Perhaps the secret lies in
cognitive dissonance that does not allow George to recognise the true
situation and adopt the view that it is possible to 'solve' global
warming and preserve civilisation.
Oh
dear, George!
Climate
milestone is a moment of symbolic significance on road of idiocy
The
only way forward is back: to retrace our steps and seek to return
atmospheric concentrations to around 350ppm
George
Monbiot
10
May, 2013
The
records go back 800,000 years: that’s the age of the oldest
fossil air bubbles extracted
from Dome C, an ice-bound summit in the high Antarctic. And
throughout that time there has been nothing like this. At no point in
the pre-industrial record have concentrations of carbon dioxide in
the air risen above
300 parts per million.
400 is a figure that belongs to a different era.
The
difference between 399 and 400ppm is small, in terms of its impacts
on the world’s living systems. But this is a moment of symbolic
significance, a station on the Via Dolorosa of environmental
destruction. It is symbolic of our collective failure to put the long
term prospects of the natural world and the people it supports above
immediate self-interest.
The
only way forward now is back: to retrace our steps along this road
and to seek to return atmospheric concentrations to around 350 parts
per million, as the
350.org campaign demands.
That requires, above all, that we leave the majority of the fossil
fuels which have already been identified in the ground. There is not
a government or an energy company which has yet agreed to do so.
Just
before the 400-mark was reached, Shell announced that it
will go ahead with
its plans to drill deeper than any offshore oil operation has gone
before: almost three kilometres below the Gulf of Mexico.
A
few hours later, Oxford University opened a new laboratory in its
department of earth sciences. The lab is funded by Shell.

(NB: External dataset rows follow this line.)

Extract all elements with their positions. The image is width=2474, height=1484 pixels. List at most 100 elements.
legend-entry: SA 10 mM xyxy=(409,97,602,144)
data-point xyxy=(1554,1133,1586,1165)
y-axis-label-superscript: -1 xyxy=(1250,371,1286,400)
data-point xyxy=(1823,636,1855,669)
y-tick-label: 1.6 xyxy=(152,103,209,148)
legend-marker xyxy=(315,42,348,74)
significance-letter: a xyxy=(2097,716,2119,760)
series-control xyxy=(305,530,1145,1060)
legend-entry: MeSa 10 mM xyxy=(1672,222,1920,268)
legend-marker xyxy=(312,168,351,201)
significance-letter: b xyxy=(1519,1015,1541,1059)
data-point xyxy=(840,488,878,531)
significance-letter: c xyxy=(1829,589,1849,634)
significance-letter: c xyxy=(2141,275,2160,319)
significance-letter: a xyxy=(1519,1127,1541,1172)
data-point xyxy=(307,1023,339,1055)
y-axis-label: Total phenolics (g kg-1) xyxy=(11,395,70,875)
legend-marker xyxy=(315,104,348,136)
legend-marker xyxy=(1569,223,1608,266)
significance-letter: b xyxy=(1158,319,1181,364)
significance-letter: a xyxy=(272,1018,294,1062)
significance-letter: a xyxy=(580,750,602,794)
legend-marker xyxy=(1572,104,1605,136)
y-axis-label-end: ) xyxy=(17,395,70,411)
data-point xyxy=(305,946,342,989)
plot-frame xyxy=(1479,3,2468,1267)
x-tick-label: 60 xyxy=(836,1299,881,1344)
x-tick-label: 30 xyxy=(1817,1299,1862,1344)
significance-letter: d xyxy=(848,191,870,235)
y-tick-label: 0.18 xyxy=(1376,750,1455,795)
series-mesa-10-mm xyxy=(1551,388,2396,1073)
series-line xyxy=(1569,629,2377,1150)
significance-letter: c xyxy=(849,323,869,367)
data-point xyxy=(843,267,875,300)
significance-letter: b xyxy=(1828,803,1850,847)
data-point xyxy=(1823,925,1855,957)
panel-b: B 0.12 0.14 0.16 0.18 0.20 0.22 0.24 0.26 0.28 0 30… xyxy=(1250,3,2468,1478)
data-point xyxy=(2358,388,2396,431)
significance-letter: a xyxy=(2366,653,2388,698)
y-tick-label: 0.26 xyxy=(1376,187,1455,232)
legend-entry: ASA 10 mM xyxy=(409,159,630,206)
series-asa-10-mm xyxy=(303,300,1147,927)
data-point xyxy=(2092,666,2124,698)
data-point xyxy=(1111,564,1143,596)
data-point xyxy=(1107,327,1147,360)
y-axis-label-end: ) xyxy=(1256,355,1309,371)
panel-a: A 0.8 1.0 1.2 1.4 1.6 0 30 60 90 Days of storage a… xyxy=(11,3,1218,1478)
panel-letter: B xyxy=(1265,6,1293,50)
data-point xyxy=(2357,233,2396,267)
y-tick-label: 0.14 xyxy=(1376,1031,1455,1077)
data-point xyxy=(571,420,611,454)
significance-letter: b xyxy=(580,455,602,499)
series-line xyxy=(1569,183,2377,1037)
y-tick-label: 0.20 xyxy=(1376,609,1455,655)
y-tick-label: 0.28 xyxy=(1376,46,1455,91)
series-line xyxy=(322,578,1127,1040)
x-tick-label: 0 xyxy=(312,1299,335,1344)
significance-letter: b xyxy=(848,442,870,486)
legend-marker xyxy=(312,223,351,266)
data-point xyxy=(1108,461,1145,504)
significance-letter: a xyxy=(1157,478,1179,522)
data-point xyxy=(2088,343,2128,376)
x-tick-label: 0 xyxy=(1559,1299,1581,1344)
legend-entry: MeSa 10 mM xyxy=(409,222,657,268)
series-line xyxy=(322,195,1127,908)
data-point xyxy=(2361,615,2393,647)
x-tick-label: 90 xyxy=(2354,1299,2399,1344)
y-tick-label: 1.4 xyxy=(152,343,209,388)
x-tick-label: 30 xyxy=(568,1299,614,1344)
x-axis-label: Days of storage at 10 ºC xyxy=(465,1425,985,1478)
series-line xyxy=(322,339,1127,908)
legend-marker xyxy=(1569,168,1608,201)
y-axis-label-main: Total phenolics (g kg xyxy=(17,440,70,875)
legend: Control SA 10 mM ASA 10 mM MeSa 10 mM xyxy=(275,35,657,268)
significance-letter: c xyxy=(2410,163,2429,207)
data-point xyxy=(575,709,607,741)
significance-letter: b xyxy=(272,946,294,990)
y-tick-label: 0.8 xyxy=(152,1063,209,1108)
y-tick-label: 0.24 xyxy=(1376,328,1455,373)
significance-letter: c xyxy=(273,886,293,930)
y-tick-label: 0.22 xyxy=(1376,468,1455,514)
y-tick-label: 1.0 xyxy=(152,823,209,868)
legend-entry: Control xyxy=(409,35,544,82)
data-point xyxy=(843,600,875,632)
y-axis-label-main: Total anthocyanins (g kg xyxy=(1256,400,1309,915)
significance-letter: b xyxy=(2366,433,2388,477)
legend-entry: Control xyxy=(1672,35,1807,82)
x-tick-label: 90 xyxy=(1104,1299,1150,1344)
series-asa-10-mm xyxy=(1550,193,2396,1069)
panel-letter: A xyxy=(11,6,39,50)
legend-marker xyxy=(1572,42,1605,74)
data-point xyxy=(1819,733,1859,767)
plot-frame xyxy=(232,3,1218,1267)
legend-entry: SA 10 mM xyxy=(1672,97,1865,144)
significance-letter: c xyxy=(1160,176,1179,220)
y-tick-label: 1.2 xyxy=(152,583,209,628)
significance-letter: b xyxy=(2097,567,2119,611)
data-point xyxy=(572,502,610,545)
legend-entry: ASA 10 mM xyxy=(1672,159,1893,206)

Oxford
says that the
partnership “is designed to support more effective development of
natural resources to meet fast-growing global demand for energy.”
Which translates as finding and extracting even more fossil fuel.
The
European Emissions Trading Scheme, which was supposed to have capped
our consumption, is now, for
practical purposes, dead.
International climate talks have stalled; governments such as ours
now seem quietly to be unpicking their domestic commitments.
Practical measures to prevent the growth of global emissions are, by
comparison to the scale of the challenge,
almost
non-existent.
The
problem is simply stated: the power of the fossil fuel companies is
too great. Among those who seek and obtain high office are people
characterised by a complete absence of empathy or scruples, who will
take money or instructions from any corporation or billionaire who
offers them, and then defend those interests against the current and
future prospects of humanity. This new mark reflects a profound
failure of politics, worldwide, in which democracy
has quietly been supplanted by plutocracy. Without
a widespread reform of campaign finance, lobbying and
influence-peddling and the systematic corruption they promote, our
chances of preventing climate breakdown are close to zero.